The following post was first an email to a young church planter seeking counsel. He is planting a church in a rough area. Not a few of those who are getting converted have been living together, sometimes with children, sometimes for years, without getting married. His question, then, is what should be said to these couples where one of the pair gets converted, and the other, so far, does not. Should the advice be to get married? Or is that encouraging people to be unequally yoked?

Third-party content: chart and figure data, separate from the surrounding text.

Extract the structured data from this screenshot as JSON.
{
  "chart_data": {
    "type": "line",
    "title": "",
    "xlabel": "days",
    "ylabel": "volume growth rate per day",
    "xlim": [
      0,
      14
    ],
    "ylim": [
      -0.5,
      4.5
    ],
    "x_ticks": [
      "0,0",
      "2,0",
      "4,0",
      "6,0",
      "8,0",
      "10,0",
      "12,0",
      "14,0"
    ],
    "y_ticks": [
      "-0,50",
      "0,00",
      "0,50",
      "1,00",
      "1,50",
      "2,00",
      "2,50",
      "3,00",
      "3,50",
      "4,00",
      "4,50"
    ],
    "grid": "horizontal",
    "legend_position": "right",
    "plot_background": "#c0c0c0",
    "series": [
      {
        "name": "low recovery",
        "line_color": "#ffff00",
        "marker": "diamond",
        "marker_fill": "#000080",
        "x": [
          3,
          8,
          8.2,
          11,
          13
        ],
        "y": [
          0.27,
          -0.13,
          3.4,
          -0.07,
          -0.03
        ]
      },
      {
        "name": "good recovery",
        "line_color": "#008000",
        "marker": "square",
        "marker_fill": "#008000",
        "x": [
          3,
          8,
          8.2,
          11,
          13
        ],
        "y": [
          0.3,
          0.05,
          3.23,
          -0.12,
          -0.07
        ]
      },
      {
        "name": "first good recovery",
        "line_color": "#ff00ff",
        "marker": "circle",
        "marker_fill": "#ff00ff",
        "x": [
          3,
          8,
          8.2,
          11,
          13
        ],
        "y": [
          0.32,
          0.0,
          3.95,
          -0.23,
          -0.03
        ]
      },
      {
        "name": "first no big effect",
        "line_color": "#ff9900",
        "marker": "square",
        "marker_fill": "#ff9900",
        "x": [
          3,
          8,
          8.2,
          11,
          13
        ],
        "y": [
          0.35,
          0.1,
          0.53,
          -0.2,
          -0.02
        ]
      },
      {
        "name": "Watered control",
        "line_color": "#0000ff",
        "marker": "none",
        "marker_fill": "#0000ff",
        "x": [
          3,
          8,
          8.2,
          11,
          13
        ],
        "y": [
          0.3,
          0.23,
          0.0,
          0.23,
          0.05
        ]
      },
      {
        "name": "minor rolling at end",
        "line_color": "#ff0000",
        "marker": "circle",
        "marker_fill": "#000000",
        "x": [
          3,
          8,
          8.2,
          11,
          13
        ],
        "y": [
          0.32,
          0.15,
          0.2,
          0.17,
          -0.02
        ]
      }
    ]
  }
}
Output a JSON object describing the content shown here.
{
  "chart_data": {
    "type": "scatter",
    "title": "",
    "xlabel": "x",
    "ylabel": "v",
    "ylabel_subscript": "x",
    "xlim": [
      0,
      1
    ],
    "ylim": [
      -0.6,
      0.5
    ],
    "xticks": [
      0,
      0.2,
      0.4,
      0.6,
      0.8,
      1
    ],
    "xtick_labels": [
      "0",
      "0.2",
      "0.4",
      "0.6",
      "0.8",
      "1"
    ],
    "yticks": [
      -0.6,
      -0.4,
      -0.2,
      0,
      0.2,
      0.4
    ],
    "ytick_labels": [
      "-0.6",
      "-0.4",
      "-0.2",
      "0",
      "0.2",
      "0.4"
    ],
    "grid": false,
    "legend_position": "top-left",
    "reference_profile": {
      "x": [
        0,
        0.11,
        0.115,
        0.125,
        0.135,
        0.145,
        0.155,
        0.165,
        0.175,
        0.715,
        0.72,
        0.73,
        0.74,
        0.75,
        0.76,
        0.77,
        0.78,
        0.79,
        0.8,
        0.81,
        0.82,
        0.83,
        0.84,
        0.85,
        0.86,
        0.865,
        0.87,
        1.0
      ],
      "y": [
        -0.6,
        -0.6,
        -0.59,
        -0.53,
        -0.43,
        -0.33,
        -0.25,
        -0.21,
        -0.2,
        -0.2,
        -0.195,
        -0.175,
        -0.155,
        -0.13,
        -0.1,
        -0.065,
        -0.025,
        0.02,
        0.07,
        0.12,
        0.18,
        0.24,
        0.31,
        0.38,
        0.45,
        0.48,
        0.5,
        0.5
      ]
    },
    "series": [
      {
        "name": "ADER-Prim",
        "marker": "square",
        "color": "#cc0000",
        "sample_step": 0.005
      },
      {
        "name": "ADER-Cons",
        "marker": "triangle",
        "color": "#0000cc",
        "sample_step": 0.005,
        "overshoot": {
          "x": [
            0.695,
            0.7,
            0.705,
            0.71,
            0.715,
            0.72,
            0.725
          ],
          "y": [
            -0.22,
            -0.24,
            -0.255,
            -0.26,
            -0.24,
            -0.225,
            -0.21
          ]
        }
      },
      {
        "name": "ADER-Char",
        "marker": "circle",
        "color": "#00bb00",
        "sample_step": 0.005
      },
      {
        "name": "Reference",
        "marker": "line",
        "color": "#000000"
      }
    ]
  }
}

The question you’re facing is really about what marriage is, according to the Bible. At various times, I’ve faced the same questions you are now facing. The following are some guidelines. Some of these depend directly on what the Bible says, and some belong in the domain of prudential wisdom that is itself shaped by the Bible.
More than sexual union
(1) In the Bible, marriage is more than sexual union between a man and a woman, but it is not less. It also includes public commitment to each other in some public, legal, and culturally acknowledged way that sets this pair apart as husband and wife. In the nomadic culture of Abraham’s day, a part of the ceremony was for the groom to take his bride ‘into his mother’s tent’ (so Isaac) — that was the equivalent of the wedding night. Under the law of Moses, if A and B sleep together, and if it is clearly not rape, the law does not say, ‘Oh, well, I guess that makes them married’. No, the dowry must still be paid (that was part of the public declaration of marriage under that culture), the two families are involved, etc. So today, if A and B have been living together in sexual intimacy for some time, but without benefit of public attestation (whether in a church or before, say, a justice of the peace), they are not really ‘married’ in the full sense of that term (the sexual union is there, but not the public mutual commitment according to the laws of our day); but equally, if A and B take vows of marriage and then don’t sleep together, this is not fully ‘marriage’ either.